On Wednesday 03 January 2007 16:41, Timothy Miller wrote:
> On 1/2/07, Patrick McNamara <[EMAIL PROTECTED]> wrote:
> > The problem here is the timing of the individual bus signals. 
> > Assume you are sampling at 330MHz.  That gives you 10 samples per
> > PCI clock on a 33MHz bus.  Each of the data and address lines may
> > have slightly different setup times.  It is quite possible that you
> > will get a change in your sample data in a majority of your sample
> > windows, especially if you are stepping the bus.  You will get a
> > lot a repetition on a fairly idle bus, but where it counts, at the
> > beginning of the bus setup when you need to make sure you have the
> > timing right, you will get a lot a change and need to be able to
> > transfer a lot of data quickly.
> >
> > In the worst case you probably need to be able to transfer around
> > 112 bits per sample window:  32 bits or so for a time stamp and 80
> > or so for PCI bus data.  That assumes that all bits change in a
> > single sample period.  Thats 3.5 32bit words that need to go
> > between the two FPGAs in a single 330MHz clock cycle.  Ouch.
>
> Ok, let's ponder this...
>
> I'm inspired by the Itanium instruction set.  We have 40 bits to play
> with and 32<n<64 signals that can change.  That means we can encode 6
> single-bit changes plus something else in the remaining 4 bits every
> cycle.  Since n<64, we can use unassigned codes to indicate things
> like timestamp advancing, no change, etc.
>
> We may be able to take advantage of the fact that recently changed
> signals are extremely unlikely to change again.  If things change too
> fast, the effect will be that we report that a signal changed 2.5ns
> later than it actually did.
>
> Will this do us any good?

I don't know anything about the Itanium instruction set, but I do have 
an idea that seems like it's in the same direction.

Sampling

We need to monitor n 1-bit inputs and send them over a 40-bit bus.

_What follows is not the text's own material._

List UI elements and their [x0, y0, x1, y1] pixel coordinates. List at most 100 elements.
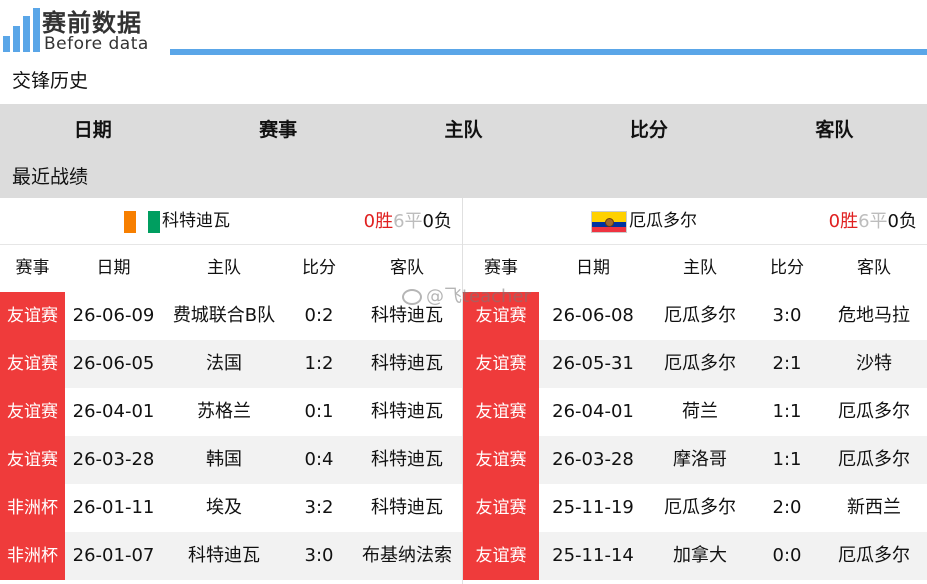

For 
each input, take one n-bit shift register and on each cycle, push the 
current value XOR the previous value into that register. Every n 
cycles, do the following:

1) compress the contents of the shift register down to 40 bits (assuming 
n > 40), and send it in parallel across the 40-bit bus.
2) reset the previous value buffer register to 0

Stagger the starts of the monitoring of each of the inputs by one cycle, 
so that the shift registers are read out in a round-robin fashion. At 
cycle t, you get the previous n values of input 1, at cycle t+1 you get 
the (then) previous n values of input 2, and so on.

Compression and sending

We have n bits each time, and we want 40. The first bit is the actual 
value of the input at that time, the rest are 0 if the bit is the same 
as the previous bit, 1 if it's different. So we can reconstruct the 
entire sample from this. If the signal doesn't change too often, it 
will be mostly zeroes.

We could compress this by encoding a sequence of m zeros followed by a 1 
with the number m. That would require a ceil(ln(n)) bit field, 7 bits 
for 80 values in the worst case. The first bit should be stored 
directly, so that there's room for (40 - 1) / 7 = 5 fields left. 
Sampling a 33MHz bus at 330MHz means a constantly changing signal 
changes every ten samples, which is 8 changes for 80 samples, so we 
lose three of every eight of them. For 64 values it could just barely 
work, with six 6-bit fields. For 32-bit plus 16 control signals, we 
need four or probably five 6-bit fields, that would work. Still, only 
two glitches would be enough to saturate it again, so if something goes 
wrong timing-wise then you're back in "something's wrong but we're not 
sure exactly what"-land pretty quickly.

Perhaps some sort of Huffman encoding works better. The longer each 
sequence of zeroes is, the smaller the other sequences will be, so a 
variable field size would probably help.